Hal ini berkaitan dengan salah satu hadits yang berbunyi:

اطْلُبُوْا الْعِلْمَ مِنَ الْمَهْدِ إِلَى اللَّحْد

 Artinya: “Carilah ilmu sejak bayi hingga ke liang kubur.”

Dari penjelasan hadits di atas, sangat jelas diterangkan bahwa memang pendidikan di waktu kecil sangatlah berpengaruh dalam perkembangan seorang anak.

Peran perempuan

Perempuan memiliki kemampuan yang besar dalam mewujudkan toleransi di Negara ini. Secara intelektual, perempuan mempunyai peranan sebagai seorang ibu, yang pada hakikatnya seorang ibu mampu bekerja sama dalam mengerjakan suatu hal, mewujudkan komitmen yang besar dengan diri sendiri maupun orang lain, bersikap sabar, tidak mementingkan ego sendiri, mempunyai sikap keibuan.

Menurut para ahli psikologi, perempuan memiliki empat pokok emosi keibuan, yang pertama yaitu sifat yang cenderung mendahulukan kepentingan orang lain daripada kepentingan sendiri, yang kedua memiliki kelembutan hati, yang ketiga mempunyai rasa kasih sayang yang tinggi, dan yang keempat memiliki aktivitas tersendiri.

Dapat kita ambil contoh sederhana saja dalam berkeluarga. Seorang ibu memiliki peran penting dalam mendidik anaknya, karena ibu adalah pendidikan pertama dalam keluarga.
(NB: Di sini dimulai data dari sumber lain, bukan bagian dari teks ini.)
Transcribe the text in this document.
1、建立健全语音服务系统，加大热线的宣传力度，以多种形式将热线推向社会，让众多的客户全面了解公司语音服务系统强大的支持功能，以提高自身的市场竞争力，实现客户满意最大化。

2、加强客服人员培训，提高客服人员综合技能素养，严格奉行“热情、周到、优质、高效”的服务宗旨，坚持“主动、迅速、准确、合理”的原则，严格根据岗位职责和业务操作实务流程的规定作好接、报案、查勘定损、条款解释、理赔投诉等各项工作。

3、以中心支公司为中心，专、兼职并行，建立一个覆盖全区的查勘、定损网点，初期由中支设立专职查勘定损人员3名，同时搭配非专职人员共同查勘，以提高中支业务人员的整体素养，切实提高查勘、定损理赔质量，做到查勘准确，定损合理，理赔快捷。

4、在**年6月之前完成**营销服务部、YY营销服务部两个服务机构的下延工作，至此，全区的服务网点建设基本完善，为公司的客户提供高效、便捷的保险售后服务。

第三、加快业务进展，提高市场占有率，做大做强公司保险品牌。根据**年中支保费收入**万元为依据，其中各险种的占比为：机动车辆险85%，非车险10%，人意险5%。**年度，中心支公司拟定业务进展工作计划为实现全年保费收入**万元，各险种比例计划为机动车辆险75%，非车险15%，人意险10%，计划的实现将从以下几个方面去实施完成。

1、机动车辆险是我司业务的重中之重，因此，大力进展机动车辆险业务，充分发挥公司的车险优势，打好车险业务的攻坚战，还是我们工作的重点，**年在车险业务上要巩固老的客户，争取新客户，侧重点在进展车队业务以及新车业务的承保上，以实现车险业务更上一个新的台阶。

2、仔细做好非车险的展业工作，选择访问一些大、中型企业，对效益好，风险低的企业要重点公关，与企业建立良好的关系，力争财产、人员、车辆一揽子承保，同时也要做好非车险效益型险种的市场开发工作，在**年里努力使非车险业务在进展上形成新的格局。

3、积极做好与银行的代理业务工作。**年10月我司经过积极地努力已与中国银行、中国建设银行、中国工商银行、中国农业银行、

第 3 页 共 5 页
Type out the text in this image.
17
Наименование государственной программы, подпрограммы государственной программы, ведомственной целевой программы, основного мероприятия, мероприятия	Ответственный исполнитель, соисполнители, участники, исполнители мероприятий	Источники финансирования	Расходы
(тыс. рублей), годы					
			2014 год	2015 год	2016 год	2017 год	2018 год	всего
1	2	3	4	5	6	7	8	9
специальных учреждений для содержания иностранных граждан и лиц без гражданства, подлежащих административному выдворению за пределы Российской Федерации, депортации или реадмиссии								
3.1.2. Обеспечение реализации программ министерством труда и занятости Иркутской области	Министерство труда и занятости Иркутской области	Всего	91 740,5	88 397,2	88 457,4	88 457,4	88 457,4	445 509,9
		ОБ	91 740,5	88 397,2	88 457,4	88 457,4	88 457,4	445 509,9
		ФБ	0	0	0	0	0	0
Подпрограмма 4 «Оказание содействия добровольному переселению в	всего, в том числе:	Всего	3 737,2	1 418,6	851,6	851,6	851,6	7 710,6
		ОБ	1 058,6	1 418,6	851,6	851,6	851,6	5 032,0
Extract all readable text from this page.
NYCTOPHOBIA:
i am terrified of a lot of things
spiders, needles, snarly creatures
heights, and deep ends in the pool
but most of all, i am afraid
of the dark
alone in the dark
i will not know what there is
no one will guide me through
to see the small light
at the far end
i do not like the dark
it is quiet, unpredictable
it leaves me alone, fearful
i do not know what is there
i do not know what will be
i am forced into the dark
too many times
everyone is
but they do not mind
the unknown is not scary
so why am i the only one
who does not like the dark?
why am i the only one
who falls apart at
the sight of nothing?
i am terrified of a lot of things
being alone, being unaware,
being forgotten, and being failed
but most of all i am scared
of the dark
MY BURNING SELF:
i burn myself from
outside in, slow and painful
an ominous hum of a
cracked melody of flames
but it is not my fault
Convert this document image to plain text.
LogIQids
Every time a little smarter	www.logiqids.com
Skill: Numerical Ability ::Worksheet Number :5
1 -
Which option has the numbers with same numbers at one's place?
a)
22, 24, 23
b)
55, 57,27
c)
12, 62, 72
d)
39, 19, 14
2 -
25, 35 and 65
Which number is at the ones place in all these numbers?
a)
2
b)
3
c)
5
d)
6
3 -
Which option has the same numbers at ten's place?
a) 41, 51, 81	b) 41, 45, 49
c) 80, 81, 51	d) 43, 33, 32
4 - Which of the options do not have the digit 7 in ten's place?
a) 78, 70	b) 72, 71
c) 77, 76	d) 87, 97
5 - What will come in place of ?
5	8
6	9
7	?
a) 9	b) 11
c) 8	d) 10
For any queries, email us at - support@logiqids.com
Kita dapat menanamkan moderasi beragama itu dalam hal sederhana seperti mengajarkan anak kita apa yang dimaksud dengan fanatik, radikal, kekerasan, bagaiamana cara mewujudkan rasa toleransi, menghargai antarsesama manusia dengan menggunakan bahasa yang dimengerti oleh anak-anak seusia mereka.

Baca juga:  Midah, Perempuan Muda yang Bertahan Hidup di Jakarta

Perempuan juga memiliki kuasa atau dampak yang kuat bagi keluarga, maka sebagai wanita wajib untuk belajar, dalam artian perempuan harus mampu dalam memilah apa yang telah kita dengar maupun kita lihat agar dapat diterapkan maupun disampaikan kepada generasi selanjutnya.

Hal ini didukung dalam hadits yang berbunyi:

طَلَبُ الْعِلْمِ فَرِيْضَةٌ عَلَى كُلِّ مُسْلِمٍ وَمُسْلِمَةٍ

Artinya: “Mencari ilmu itu merupakan wajib bagi setiap muslim laki-laki maupun muslim perempuan”. (HR. Ibnu Abdil Barr)

Pada hakikatnya wanita lebih sering menggunakan perasaannya dibanding logikanya, maka dengan berpendidikan hal itu sangat membantu perempuan untuk menentukan pilihannya. Dan dengan pendidikan, perempuan mampu melahirkan generasi-generasi islam yang tahan arus.

مَنْ أَرَادَ الدُّنْيَا فَعَلَيْهِ بِالْعِلْمِ, وَمَنْ أَرَادَ الأَخِرَةَ فَعَلَيْهِ بِالْعِلْمِ, وَمَنْ أَرَادَهُمَا فَعَلَيْهِ بِالْعِلْمِ

Artinya: “Barang siapa menginginkan soal-soal yang berhubungan dengan dunia, wajiblah ia memiliki ilmunya ; dan barang siapa yang ingin (selamat dan berbahagia) di akhirat, wajiblah ia mengetahui ilmunya pula; dan barangsiapa yang menginginkan kedua-duanya, wajiblah ia memiliki ilmu kedua-duanya pula”. (HR. Bukhari dan Muslim)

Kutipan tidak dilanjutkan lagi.